Our analysis revealed a significant decrease in activity on Stack Overflow following the release of ChatGPT compared to the control platforms. We estimate a 16% relative decrease in weekly posts since the release of ChatGPT, with the effect’s magnitude reaching a 25% decrease by June 2023. Interestingly, the decrease in activity was not limited to duplicate or low-quality content. We found that posts made after ChatGPT received similar positive and negative voting scores to those made before, indicating that high-quality content was also being displaced.

Furthermore, the impact of ChatGPT varied across different programming languages, with ChatGPT being a better substitute for Stack Overflow when more training data had been available. Accordingly, posting activity in popular languages, like Python and Javascript, decreased significantly more than the global site average.

Implications: A Shift in Information Exchange

Why is this displacement important? We discuss four implications for the field of artificial intelligence in our paper. First, if language models crowd out open data, they will be limiting their own future training data. There is a growing body of literature that LLMs cannot learn effectively from the content they generate. In this way, successful LLMs may ironically be limiting their future training sources.
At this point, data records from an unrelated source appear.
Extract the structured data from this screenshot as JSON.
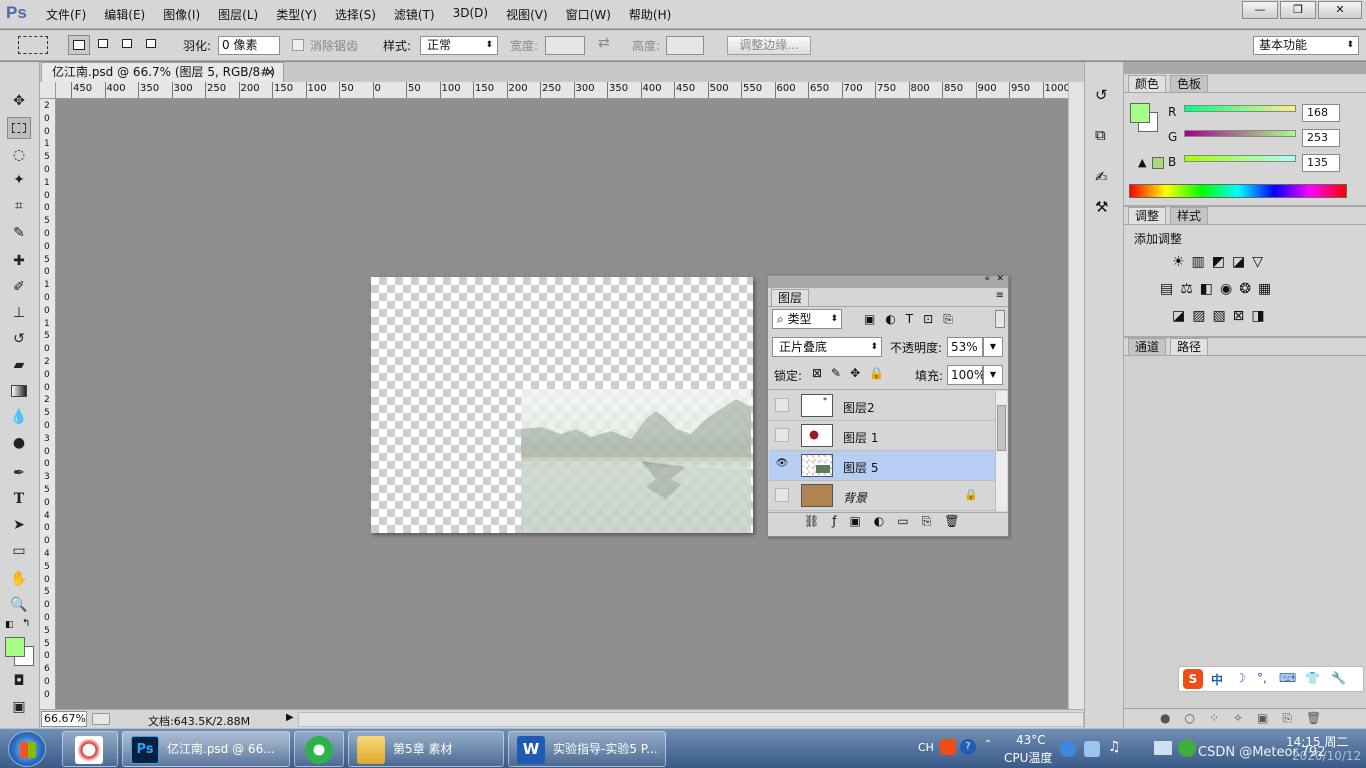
{
  "app": {
    "logo": "Ps",
    "menus": [
      "文件(F)",
      "编辑(E)",
      "图像(I)",
      "图层(L)",
      "类型(Y)",
      "选择(S)",
      "滤镜(T)",
      "3D(D)",
      "视图(V)",
      "窗口(W)",
      "帮助(H)"
    ],
    "window_controls": {
      "minimize": "—",
      "restore": "❐",
      "close": "✕"
    }
  },
  "options_bar": {
    "feather_label": "羽化:",
    "feather_value": "0 像素",
    "antialias_label": "消除锯齿",
    "style_label": "样式:",
    "style_value": "正常",
    "width_label": "宽度:",
    "height_label": "高度:",
    "refine_edge": "调整边缘...",
    "workspace": "基本功能"
  },
  "document": {
    "tab_title": "亿江南.psd @ 66.7% (图层 5, RGB/8#) *",
    "tab_close": "×",
    "ruler_labels": [
      "450",
      "400",
      "350",
      "300",
      "250",
      "200",
      "150",
      "100",
      "50",
      "0",
      "50",
      "100",
      "150",
      "200",
      "250",
      "300",
      "350",
      "400",
      "450",
      "500",
      "550",
      "600",
      "650",
      "700",
      "750",
      "800",
      "850",
      "900",
      "950",
      "1000"
    ],
    "left_ruler_digits": [
      "2",
      "0",
      "0",
      "1",
      "5",
      "0",
      "1",
      "0",
      "0",
      "5",
      "0",
      "0",
      "5",
      "0",
      "1",
      "0",
      "0",
      "1",
      "5",
      "0",
      "2",
      "0",
      "0",
      "2",
      "5",
      "0",
      "3",
      "0",
      "0",
      "3",
      "5",
      "0",
      "4",
      "0",
      "0",
      "4",
      "5",
      "0",
      "5",
      "0",
      "0",
      "5",
      "5",
      "0",
      "6",
      "0",
      "0"
    ],
    "zoom": "66.67%",
    "doc_info": "文档:643.5K/2.88M"
  },
  "layers_panel": {
    "tab": "图层",
    "filter_type": "类型",
    "blend_mode": "正片叠底",
    "opacity_label": "不透明度:",
    "opacity_value": "53%",
    "lock_label": "锁定:",
    "fill_label": "填充:",
    "fill_value": "100%",
    "layers": [
      {
        "name": "图层2",
        "visible": false,
        "selected": false
      },
      {
        "name": "图层 1",
        "visible": false,
        "selected": false
      },
      {
        "name": "图层 5",
        "visible": true,
        "selected": true
      },
      {
        "name": "背景",
        "visible": false,
        "selected": false,
        "locked": true
      }
    ],
    "eye_glyph": "👁"
  },
  "color_panel": {
    "tabs": [
      "颜色",
      "色板"
    ],
    "channels": [
      {
        "label": "R",
        "value": "168"
      },
      {
        "label": "G",
        "value": "253"
      },
      {
        "label": "B",
        "value": "135"
      }
    ],
    "foreground_color": "#a8fd87"
  },
  "adjust_panel": {
    "tabs": [
      "调整",
      "样式"
    ],
    "title": "添加调整"
  },
  "paths_panel": {
    "tabs": [
      "通道",
      "路径"
    ]
  },
  "ime": {
    "chars": [
      "S",
      "中",
      "☽",
      "°,",
      "⌨",
      "👕",
      "🔧"
    ]
  },
  "taskbar": {
    "items": [
      {
        "label": ""
      },
      {
        "label": "亿江南.psd @ 66..."
      },
      {
        "label": ""
      },
      {
        "label": "第5章 素材"
      },
      {
        "label": "实验指导-实验5 P..."
      }
    ],
    "tray": {
      "lang": "CH",
      "temp": "43°C",
      "temp_label": "CPU温度",
      "time": "14:15 周二",
      "date": "2020/10/12",
      "watermark": "CSDN @Meteor.792"
    }
  },
  "colors": {
    "ui_gray": "#d6d6d6",
    "canvas_bg": "#8f8f8f",
    "selected_layer": "#b8cdf2",
    "taskbar_top": "#6f8fb5",
    "taskbar_bottom": "#3a5a88"
  }
}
Second, current leaders like OpenAI are accumulating a significant advantage over competitors: their models can learn from their user inputs and feedback while they drain the pool of open data. Third, the shift from a public provision of information on the web to a private one may have significant economic consequences, for instance, by amplifying inequalities or limiting the ability of people and firms to signal their abilities.

Finally, while AI models like ChatGPT offer efficiency and convenience, we know that centralized information sources have drawbacks. For instance, when the web and search engines made it easier to search for scientific journals, researchers started citing more recent papers and fewer journals as their sources. Such a narrowing of our collective focus and attention, even if it moves towards relatively high-quality information, limits the diversity of signals we are exposed to and may lead to suboptimal conformity. More generally, it is unclear how LLMs will help us deal with new problems as the world changes.

Between the lines

Our findings present a mixed picture of the interplay between AI and human-generated digital content. While language models like ChatGPT offer undeniable benefits in terms of efficiency and convenience, our research suggests that their widespread adoption could have unintended consequences for the richness and diversity of our shared digital knowledge base. More work is needed to tease out the heterogeneities of the impact of LLMs on digital public goods and how different platforms and communities are affected.

But the big open question is what we should do about this. Can we better incentivize or give credit for contributions to digital public goods? Can we empower people who create data that platforms, firms, and models use to capture some of that value? It seems to us that for the sake of an open and intellectually diverse web, we must address these questions.